Внешность была, что и говорить, внушительна. Особо привлекали к себе внимание тонкий крючковатый нос и непроницаемо черные, глубокие, как омуты, глаза, взирающие с проникновенной пытливостью. Необычной высотой лба он чем-то напоминал людей-хамелеонов (кстати, лоб был почти без морщин). Волос на голове не было.
Глаза-уголья впивались, казалось, в самую душу Найла — хотя, разумеется, то же чувствовал каждый из присутствующих.
Тут Маг, не размыкая губ, заговорил телепатически. Стало понятно, для чего нужны экраны: с аудиторией общались не губы, а лишь глаза. Без увеличения это вряд ли было бы возможно: речь Мага звучала на несколько ином диапазоне.
«Народ мой, — обратился он к залу тоном льдистым и четким, совершенно не выдающим возраст. — Приветствую тебя на двести двенадцатой годовщине созидательного труда».
Значит, это собрание по счету двести шестое. Мысль о том, что возраст карвасида исчисляется уже несколькими столетиями, ввергала в благоговейный трепет. Безусловно, это же чувство разделяли все присутствующие, кто видел сейчас незабываемое лицо с гипнотическими глазами.
«Сегодня здесь присутствуют двое посланников из города Корш, где я когда-то родился. Они прибыли от имени пауков, что ныне там царствуют».
Все поглядели на Найла с капитаном. Последняя фраза, впрочем, смущала: ведь Маг знал, что он не просто посланник, а правитель города пауков.
«Всем вам известно, что четыреста тридцать два года назад я привел своих соратников сюда, в Страну Призраков, и мы основали у озера свой первый лагерь».
Публика облегченно перевела дух, словно слушающие сказку дети: эта часть речи карвасида была, похоже, всем знакома.
«В те времена по окрестностям скитались лишь нечистые духи да троглы, ненавидевшие нас уже за то, что мы сюда явились».
Аудитория содрогнулась при мысли об этих злыднях (слова Мага сопровождались соответствующим видеорядом).
Карвасид (называть его иначе язык не поворачивался: слово «маг» отдавало чем-то неуважительным, вроде шарлатанства) умело жонглировал вместо слов образами. Внутреннему взору представал неприветливый край, небо над которым было не в пример темнее, чем сейчас. Гладь озера и та смотрелась зловеще.

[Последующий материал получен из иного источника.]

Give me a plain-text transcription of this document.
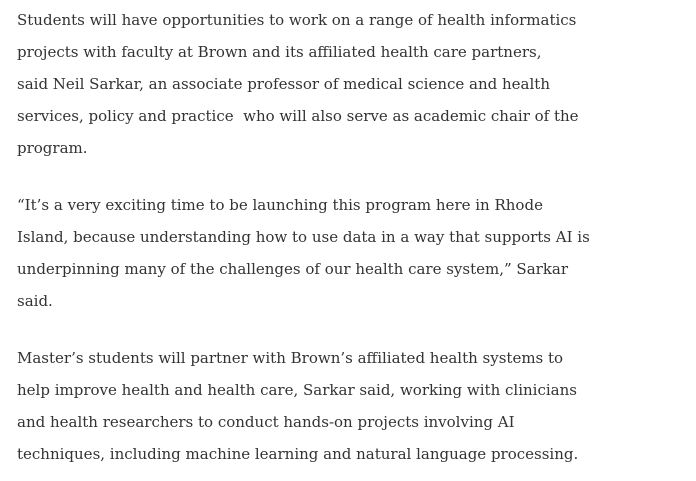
Students will have opportunities to work on a range of health informatics
projects with faculty at Brown and its affiliated health care partners,
said Neil Sarkar, an associate professor of medical science and health
services, policy and practice  who will also serve as academic chair of the
program.
“It’s a very exciting time to be launching this program here in Rhode
Island, because understanding how to use data in a way that supports AI is
underpinning many of the challenges of our health care system,” Sarkar
said.
Master’s students will partner with Brown’s affiliated health systems to
help improve health and health care, Sarkar said, working with clinicians
and health researchers to conduct hands-on projects involving AI
techniques, including machine learning and natural language processing.
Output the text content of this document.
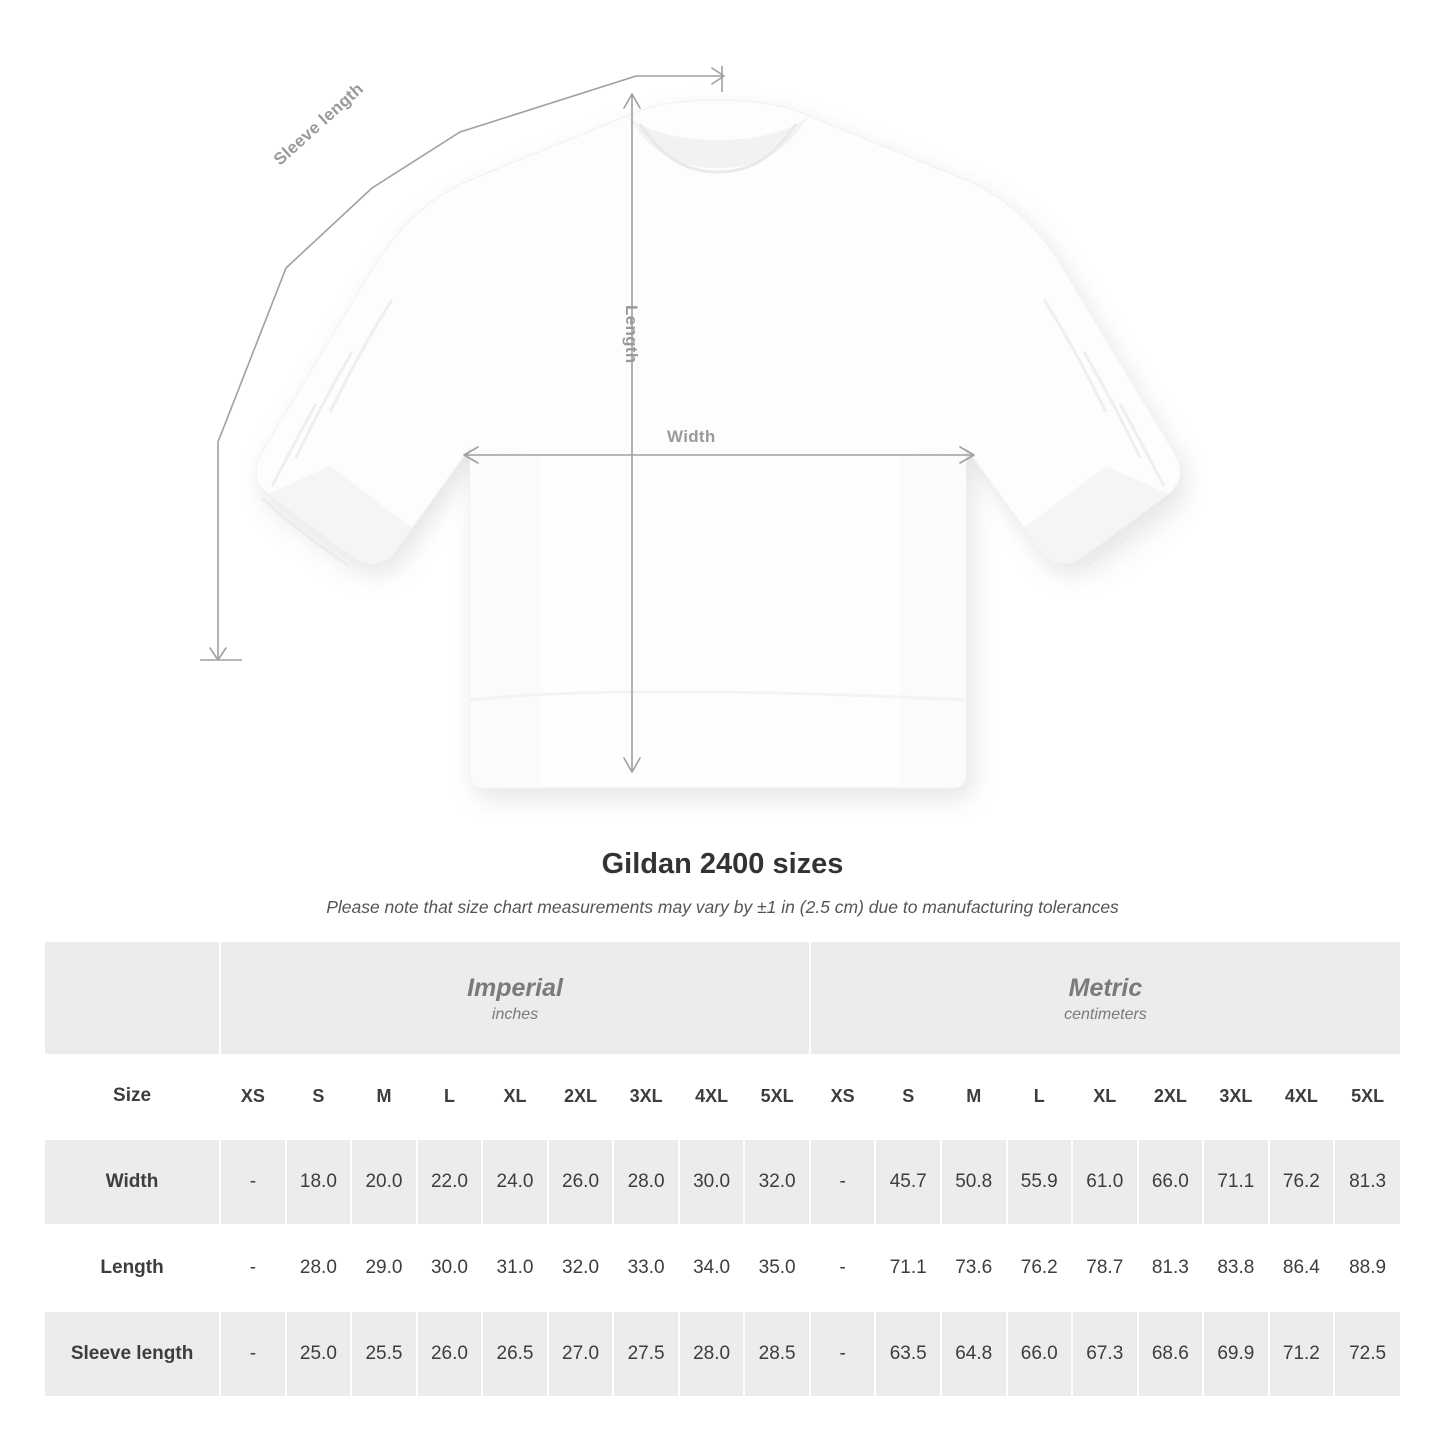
Sleeve length
Length
Width
Gildan 2400 sizes

Please note that size chart measurements may vary by ±1 in (2.5 cm) due to manufacturing tolerances

Imperial
inches

Metric
centimeters

Size	XS	S	M	L	XL	2XL	3XL	4XL	5XL	XS	S	M	L	XL	2XL	3XL	4XL	5XL
Width	-	18.0	20.0	22.0	24.0	26.0	28.0	30.0	32.0	-	45.7	50.8	55.9	61.0	66.0	71.1	76.2	81.3
Length	-	28.0	29.0	30.0	31.0	32.0	33.0	34.0	35.0	-	71.1	73.6	76.2	78.7	81.3	83.8	86.4	88.9
Sleeve length	-	25.0	25.5	26.0	26.5	27.0	27.5	28.0	28.5	-	63.5	64.8	66.0	67.3	68.6	69.9	71.2	72.5
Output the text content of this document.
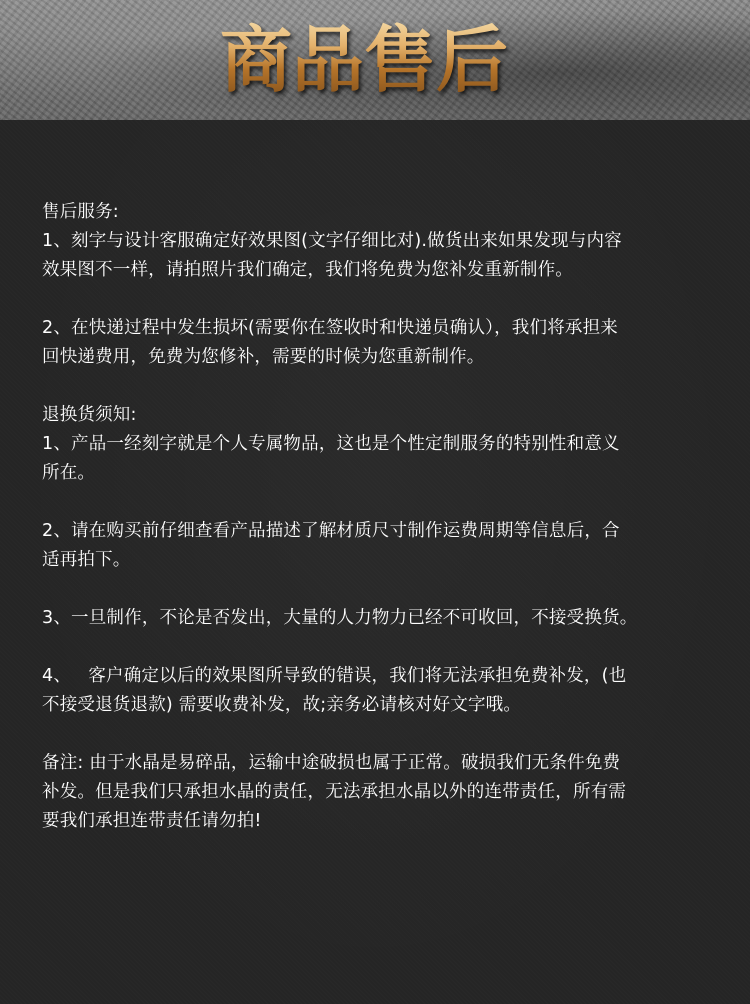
商品售后

售后服务:

1、刻字与设计客服确定好效果图(文字仔细比对).做货出来如果发现与内容

效果图不一样，请拍照片我们确定，我们将免费为您补发重新制作。

2、在快递过程中发生损坏(需要你在签收时和快递员确认），我们将承担来

回快递费用，免费为您修补，需要的时候为您重新制作。

退换货须知:

1、产品一经刻字就是个人专属物品，这也是个性定制服务的特别性和意义

所在。

2、请在购买前仔细查看产品描述了解材质尺寸制作运费周期等信息后，合

适再拍下。

3、一旦制作，不论是否发出，大量的人力物力已经不可收回，不接受换货。

4、   客户确定以后的效果图所导致的错误，我们将无法承担免费补发，(也

不接受退货退款) 需要收费补发，故;亲务必请核对好文字哦。

备注: 由于水晶是易碎品，运输中途破损也属于正常。破损我们无条件免费

补发。但是我们只承担水晶的责任，无法承担水晶以外的连带责任，所有需

要我们承担连带责任请勿拍!
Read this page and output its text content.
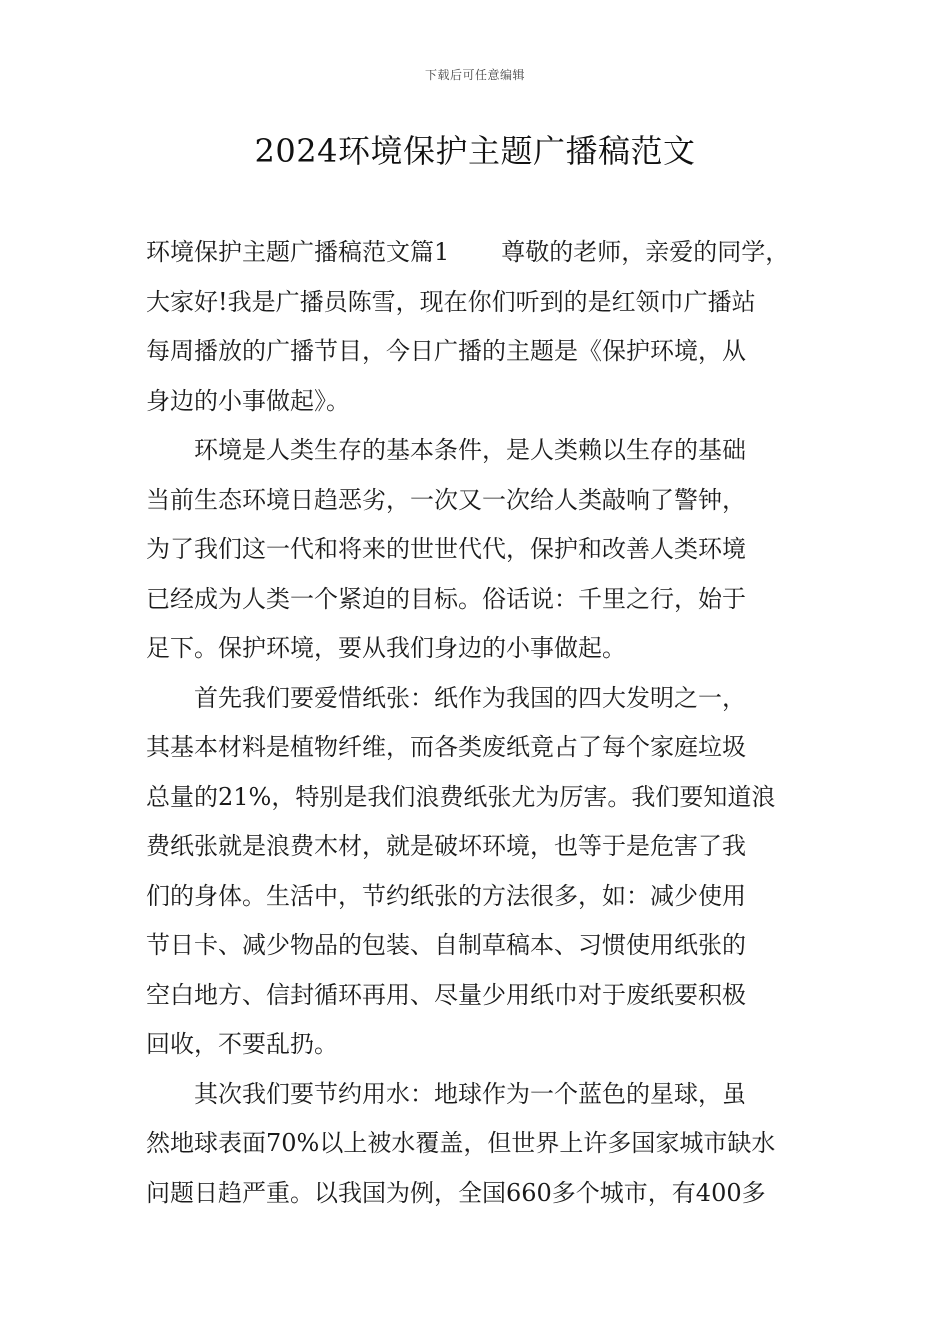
下载后可任意编辑
2024环境保护主题广播稿范文

环境保护主题广播稿范文篇1 尊敬的老师，亲爱的同学，
大家好!我是广播员陈雪，现在你们听到的是红领巾广播站
每周播放的广播节目，今日广播的主题是《保护环境，从
身边的小事做起》。

环境是人类生存的基本条件，是人类赖以生存的基础
当前生态环境日趋恶劣，一次又一次给人类敲响了警钟，
为了我们这一代和将来的世世代代，保护和改善人类环境
已经成为人类一个紧迫的目标。俗话说：千里之行，始于
足下。保护环境，要从我们身边的小事做起。

首先我们要爱惜纸张：纸作为我国的四大发明之一，
其基本材料是植物纤维，而各类废纸竟占了每个家庭垃圾
总量的21%，特别是我们浪费纸张尤为厉害。我们要知道浪
费纸张就是浪费木材，就是破坏环境，也等于是危害了我
们的身体。生活中，节约纸张的方法很多，如：减少使用
节日卡、减少物品的包装、自制草稿本、习惯使用纸张的
空白地方、信封循环再用、尽量少用纸巾对于废纸要积极
回收，不要乱扔。

其次我们要节约用水：地球作为一个蓝色的星球，虽
然地球表面70%以上被水覆盖，但世界上许多国家城市缺水
问题日趋严重。以我国为例，全国660多个城市，有400多
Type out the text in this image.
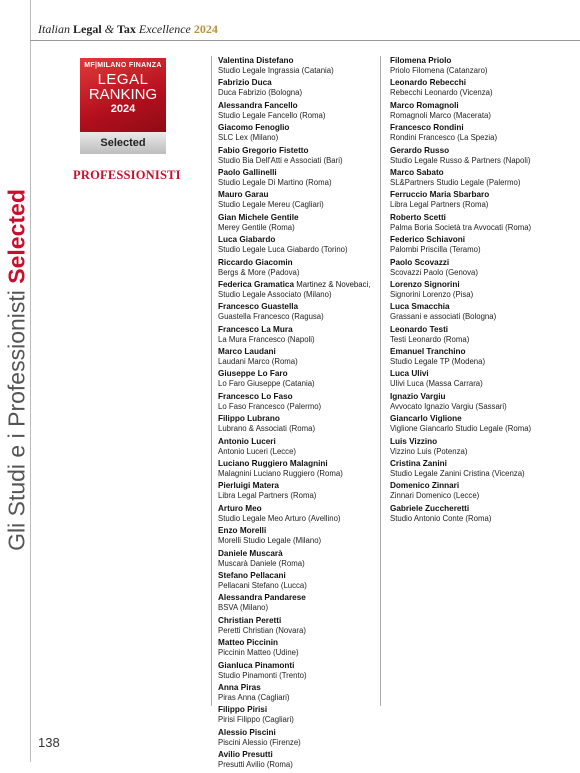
Italian Legal & Tax Excellence 2024
Gli Studi e i Professionisti Selected
MF|MILANO FINANZA
LEGAL
RANKING
2024
Selected
PROFESSIONISTI
Valentina Distefano
Studio Legale Ingrassia (Catania)
Fabrizio Duca
Duca Fabrizio (Bologna)
Alessandra Fancello
Studio Legale Fancello (Roma)
Giacomo Fenoglio
SLC Lex (Milano)
Fabio Gregorio Fistetto
Studio Bia Dell'Atti e Associati (Bari)
Paolo Gallinelli
Studio Legale Di Martino (Roma)
Mauro Garau
Studio Legale Mereu (Cagliari)
Gian Michele Gentile
Merey Gentile (Roma)
Luca Giabardo
Studio Legale Luca Giabardo (Torino)
Riccardo Giacomin
Bergs & More (Padova)
Federica Gramatica Martinez & Novebaci,
Studio Legale Associato (Milano)
Francesco Guastella
Guastella Francesco (Ragusa)
Francesco La Mura
La Mura Francesco (Napoli)
Marco Laudani
Laudani Marco (Roma)
Giuseppe Lo Faro
Lo Faro Giuseppe (Catania)
Francesco Lo Faso
Lo Faso Francesco (Palermo)
Filippo Lubrano
Lubrano & Associati (Roma)
Antonio Luceri
Antonio Luceri (Lecce)
Luciano Ruggiero Malagnini
Malagnini Luciano Ruggiero (Roma)
Pierluigi Matera
Libra Legal Partners (Roma)
Arturo Meo
Studio Legale Meo Arturo (Avellino)
Enzo Morelli
Morelli Studio Legale (Milano)
Daniele Muscarà
Muscarà Daniele (Roma)
Stefano Pellacani
Pellacani Stefano (Lucca)
Alessandra Pandarese
BSVA (Milano)
Christian Peretti
Peretti Christian (Novara)
Matteo Piccinin
Piccinin Matteo (Udine)
Gianluca Pinamonti
Studio Pinamonti (Trento)
Anna Piras
Piras Anna (Cagliari)
Filippo Pirisi
Pirisi Filippo (Cagliari)
Alessio Piscini
Piscini Alessio (Firenze)
Avilio Presutti
Presutti Avilio (Roma)
Filomena Priolo
Priolo Filomena (Catanzaro)
Leonardo Rebecchi
Rebecchi Leonardo (Vicenza)
Marco Romagnoli
Romagnoli Marco (Macerata)
Francesco Rondini
Rondini Francesco (La Spezia)
Gerardo Russo
Studio Legale Russo & Partners (Napoli)
Marco Sabato
SL&Partners Studio Legale (Palermo)
Ferruccio Maria Sbarbaro
Libra Legal Partners (Roma)
Roberto Scetti
Palma Boria Società tra Avvocati (Roma)
Federico Schiavoni
Palombi Priscilla (Teramo)
Paolo Scovazzi
Scovazzi Paolo (Genova)
Lorenzo Signorini
Signorini Lorenzo (Pisa)
Luca Smacchia
Grassani e associati (Bologna)
Leonardo Testi
Testi Leonardo (Roma)
Emanuel Tranchino
Studio Legale TP (Modena)
Luca Ulivi
Ulivi Luca (Massa Carrara)
Ignazio Vargiu
Avvocato Ignazio Vargiu (Sassari)
Giancarlo Viglione
Viglione Giancarlo Studio Legale (Roma)
Luis Vizzino
Vizzino Luis (Potenza)
Cristina Zanini
Studio Legale Zanini Cristina (Vicenza)
Domenico Zinnari
Zinnari Domenico (Lecce)
Gabriele Zuccheretti
Studio Antonio Conte (Roma)
138
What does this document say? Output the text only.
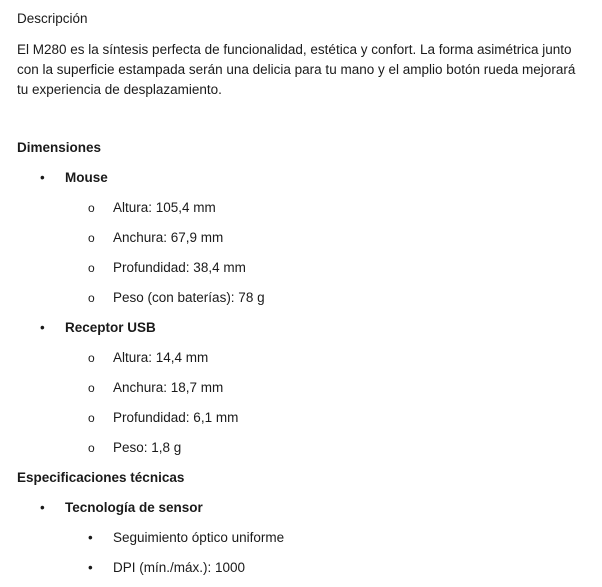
Descripción

El M280 es la síntesis perfecta de funcionalidad, estética y confort. La forma asimétrica junto con la superficie estampada serán una delicia para tu mano y el amplio botón rueda mejorará tu experiencia de desplazamiento.

Dimensiones
• Mouse
o Altura: 105,4 mm
o Anchura: 67,9 mm
o Profundidad: 38,4 mm
o Peso (con baterías): 78 g
• Receptor USB
o Altura: 14,4 mm
o Anchura: 18,7 mm
o Profundidad: 6,1 mm
o Peso: 1,8 g
Especificaciones técnicas
• Tecnología de sensor
• Seguimiento óptico uniforme
• DPI (mín./máx.): 1000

Он поведал, как четверо его товарищей погибли и как тяжко пришлось в ту первую зимовку, когда довольствоваться приходилось лишь рыбой да мхом-сфагнумом. Все это Найл уже слышал от Тифона, но живописание карвасида было несравненно реалистичней: ощущение такое, будто сам переживаешь все это вместе с героями повествования.
Инстинктивная неприязнь к Магу, запавшая Найлу в пору его видения в Белой башне, стала постепенно сменяться сочувствием, чтобы не сказать симпатией. Этот рубленый профиль и четкая деловитость выдавали доподлинный героизм личности, с которой надо брать пример стойкости и решимости. Эти аскетически худые щеки носили на себе печать многих лишений; то же самое можно было сказать и о запавших, но не утративших пронзительности глазах, и о горестных складках у рта.
Этот великий властитель — если он настроен исцелить Вайга, — разумеется, может располагать полной его, Найла, лояльностью. Для него будет честью, если этот поистине великий человек соизволит стать его другом и наставником.